Rimini review-Ulrich Seidl's lounge singer is so terrible, he can be brilliant

Rimini review-Ulrich Seidl's lounge singer is so terrible, he can be brilliant

W Würgerry, Sadness and confrontative Groteske once again combine by Ulrich Seidl, although he has almost- But not quite - as the common human sympathy is acidified. When you have seen Seidl's other films, you know what to expect and you know how to prepare yourself for the horror. Perhaps this Seidl's creative career does not lead much further into the (or away from) downfall, but it is led with an unshakable conviction, an enormous compositional flair and an astonishing feeling for discovering extraordinary places.

The Italian coastal town of Rimini is an uncanny, melancholic place in winter; Seidl shows it in ice -cold fog and real snow. Refugees crowded on the street, and some groups of German and Austrian tourists make package tours in the kitschest hotels at reasonable prices at low -season prices. Here Ritchie Bravo, played by Seidl master guest Michael Thomas, follows his gloomy business. He is an aging lounge singer with an alcohol problem, a cheerful, sleepy style, an anti-Islam setting, a bleached blonde 80s vintage hairstyle and a wide belly. Ritchie deserves his livelihood to sing about his enthusiastic female senior fan base, which appears at their trainer parties to see his show. (You could compare him with Nick Apollo Forte in Woody Allen Broadway Danny Rose or Gerard Dépardieu in Xavier Giannolis The Singer-much, much more terribly.) He also increases his income by having sex with some of the fans for money-really cruel scenes in an unforgettable Seidl style.
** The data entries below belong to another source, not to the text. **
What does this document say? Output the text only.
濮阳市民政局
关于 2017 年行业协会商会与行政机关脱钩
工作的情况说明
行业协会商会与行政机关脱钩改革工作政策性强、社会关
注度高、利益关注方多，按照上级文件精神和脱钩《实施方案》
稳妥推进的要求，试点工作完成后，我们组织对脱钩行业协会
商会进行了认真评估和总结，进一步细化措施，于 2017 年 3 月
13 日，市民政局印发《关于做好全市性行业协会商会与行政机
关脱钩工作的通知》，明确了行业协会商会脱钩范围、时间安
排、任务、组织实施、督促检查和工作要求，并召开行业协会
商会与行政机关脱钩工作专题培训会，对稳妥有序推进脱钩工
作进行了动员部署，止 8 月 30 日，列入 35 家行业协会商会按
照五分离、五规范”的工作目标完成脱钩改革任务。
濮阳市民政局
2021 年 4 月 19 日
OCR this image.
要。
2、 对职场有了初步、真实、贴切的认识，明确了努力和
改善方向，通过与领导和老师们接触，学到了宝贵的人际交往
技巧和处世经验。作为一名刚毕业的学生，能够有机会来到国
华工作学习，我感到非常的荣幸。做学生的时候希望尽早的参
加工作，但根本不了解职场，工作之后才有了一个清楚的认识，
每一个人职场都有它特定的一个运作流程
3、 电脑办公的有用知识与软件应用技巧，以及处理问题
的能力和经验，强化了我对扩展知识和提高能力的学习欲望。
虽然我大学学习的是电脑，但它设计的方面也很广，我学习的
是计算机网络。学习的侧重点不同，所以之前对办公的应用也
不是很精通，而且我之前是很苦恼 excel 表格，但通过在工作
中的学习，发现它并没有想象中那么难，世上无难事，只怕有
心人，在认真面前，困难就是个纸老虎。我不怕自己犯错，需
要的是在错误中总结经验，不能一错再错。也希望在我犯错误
But Ritchie is in a personal crisis. He has to go home to Austria when his mother dies and he is reunited with his brother Ewald (Georg Friedrich). His father Ekkehardt (played by Hans-Michael Rehberg, who died in 2017 shortly after the filming of his scenes) suffers from dementia and does not understand that his wife is dead. This lonely, battered figure is awarded the last desolates moments of the film. But the most traumatic is Ritchie back in Rimini with the long -alienated adult daughter Tessa (Tessa divine), who angrily demands money from him as compensation for how he left her and her mother years ago. Crossed by feelings of guilt and electrified by family feelings after the funeral, Ritchie sets off to get Tessa her money - which means to embezzle the money from the bank account of his confused father and to film his sex sessions with his tourist customers for blackmail.

It doesn't end well. You hardly need to say that. His reunion with Tessa is said to be the instrument of his grueling punishment: he is guilty and deserves everything that comes to him, except that in Seidl's world you get the feeling that terrible things would happen to him, even if or especially if he did it. I don't behave badly. There is agony for everyone, including the audience. There is a kind of brilliance in it.